2008年6月13日金曜日

Vol.13 形のあるもの、形のないもの

権利とは経済的利益を一定の期間受けることを許された無体財産である。逆読みすると「利権」となり、こちらのほうは同じ経済的利益でも期間や保証のない、ある種の財産ということになろう。相続税が対象としている無体財産は両方を指すが、前者の方が著作権、特許権、実用新案権など公的に保障された権利であるのに対して、後者で対象となるものはMLM(マルチ・レベル・マーケティング)組織上あるいは保険代理店組織上など、認められた相続可能な利権のみである。

政治家の利権、個人商社の商権などは明文の規定がない場合、経済的価値とは認められない。

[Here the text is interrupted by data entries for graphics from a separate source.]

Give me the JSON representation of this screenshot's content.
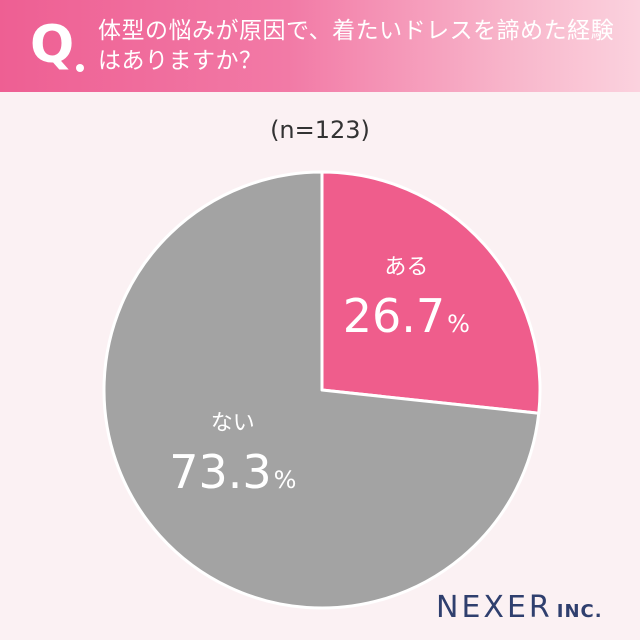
{
  "header": {
    "q_label": "Q",
    "question": "体型の悩みが原因で、着たいドレスを諦めた経験はありますか？"
  },
  "sample_size": "(n=123)",
  "brand": {
    "name": "NEXER",
    "suffix": "INC."
  },
  "colors": {
    "yes": "#ef5d8c",
    "no": "#a3a3a3",
    "label": "#ffffff",
    "banner": "#ee5f93",
    "logo": "#2f3f6e"
  },
  "chart_data": {
    "type": "pie",
    "title": "体型の悩みが原因で、着たいドレスを諦めた経験はありますか？",
    "slices": [
      {
        "label": "ある",
        "value": 26.7,
        "value_label": "26.7",
        "unit": "%",
        "color": "#ef5d8c"
      },
      {
        "label": "ない",
        "value": 73.3,
        "value_label": "73.3",
        "unit": "%",
        "color": "#a3a3a3"
      }
    ],
    "start": "12 o'clock, clockwise",
    "legend": "none"
  }
}
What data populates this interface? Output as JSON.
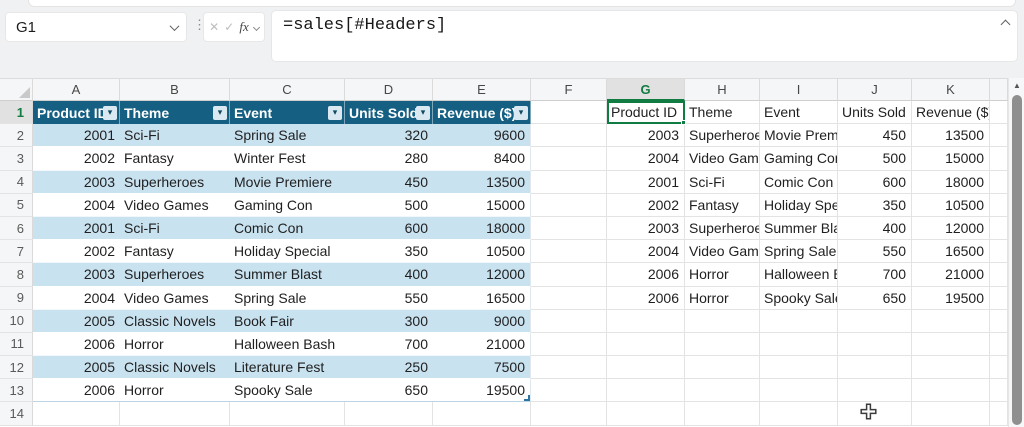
{
  "formula_bar": {
    "name_box_value": "G1",
    "cancel_icon": "✕",
    "enter_icon": "✓",
    "fx_label": "fx",
    "formula": "=sales[#Headers]"
  },
  "sheet": {
    "column_letters": [
      "A",
      "B",
      "C",
      "D",
      "E",
      "F",
      "G",
      "H",
      "I",
      "J",
      "K"
    ],
    "row_count": 14,
    "selected_cell": "G1",
    "selected_column": "G",
    "selected_row": "1",
    "scroll_up_icon": "▲",
    "filter_icon": "▾"
  },
  "sales_table": {
    "headers": [
      "Product ID",
      "Theme",
      "Event",
      "Units Sold",
      "Revenue ($)"
    ],
    "rows": [
      [
        "2001",
        "Sci-Fi",
        "Spring Sale",
        "320",
        "9600"
      ],
      [
        "2002",
        "Fantasy",
        "Winter Fest",
        "280",
        "8400"
      ],
      [
        "2003",
        "Superheroes",
        "Movie Premiere",
        "450",
        "13500"
      ],
      [
        "2004",
        "Video Games",
        "Gaming Con",
        "500",
        "15000"
      ],
      [
        "2001",
        "Sci-Fi",
        "Comic Con",
        "600",
        "18000"
      ],
      [
        "2002",
        "Fantasy",
        "Holiday Special",
        "350",
        "10500"
      ],
      [
        "2003",
        "Superheroes",
        "Summer Blast",
        "400",
        "12000"
      ],
      [
        "2004",
        "Video Games",
        "Spring Sale",
        "550",
        "16500"
      ],
      [
        "2005",
        "Classic Novels",
        "Book Fair",
        "300",
        "9000"
      ],
      [
        "2006",
        "Horror",
        "Halloween Bash",
        "700",
        "21000"
      ],
      [
        "2005",
        "Classic Novels",
        "Literature Fest",
        "250",
        "7500"
      ],
      [
        "2006",
        "Horror",
        "Spooky Sale",
        "650",
        "19500"
      ]
    ]
  },
  "pasted_range": {
    "headers": [
      "Product ID",
      "Theme",
      "Event",
      "Units Sold",
      "Revenue ($)"
    ],
    "rows": [
      [
        "2003",
        "Superheroes",
        "Movie Premiere",
        "450",
        "13500"
      ],
      [
        "2004",
        "Video Games",
        "Gaming Con",
        "500",
        "15000"
      ],
      [
        "2001",
        "Sci-Fi",
        "Comic Con",
        "600",
        "18000"
      ],
      [
        "2002",
        "Fantasy",
        "Holiday Special",
        "350",
        "10500"
      ],
      [
        "2003",
        "Superheroes",
        "Summer Blast",
        "400",
        "12000"
      ],
      [
        "2004",
        "Video Games",
        "Spring Sale",
        "550",
        "16500"
      ],
      [
        "2006",
        "Horror",
        "Halloween Bash",
        "700",
        "21000"
      ],
      [
        "2006",
        "Horror",
        "Spooky Sale",
        "650",
        "19500"
      ]
    ]
  },
  "colors": {
    "table_header_fill": "#156082",
    "table_band_fill": "#C9E2F0",
    "selection_green": "#107C41",
    "chrome_background": "#F0F1F2"
  }
}
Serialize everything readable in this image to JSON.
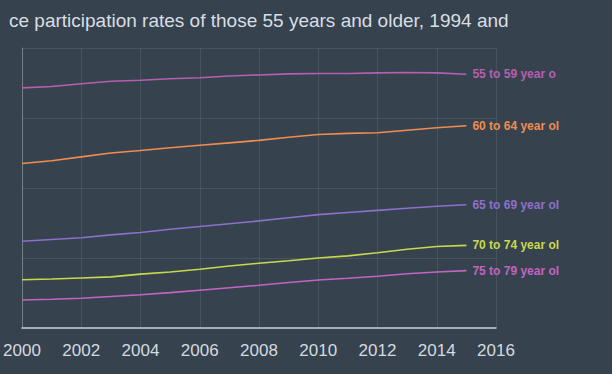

法人組織上合併や買収などで獲得した暖簾も株式という財産を通じて財産の一部と認められることはあっても、そういった厳密な規定がなされていないような場合は財産と認識されないのである。

逆に言えば目に見える確かな形なき財産の移転は現行相続税法の範囲とするところではないので、親から子に伝える伝統芸、あるいは法人でいえば帝王学など教育投資ないしはノウハウ、人的組織など、知恵に長けた税理士などは巧妙に相続税の網をくぐり抜けさせているものなのである。

要するに現行相続税法でとらえきれる無体財産は、生前の職業などから特許庁などに照会し、問題点が発見できれば、すかさず調査に移行するということである。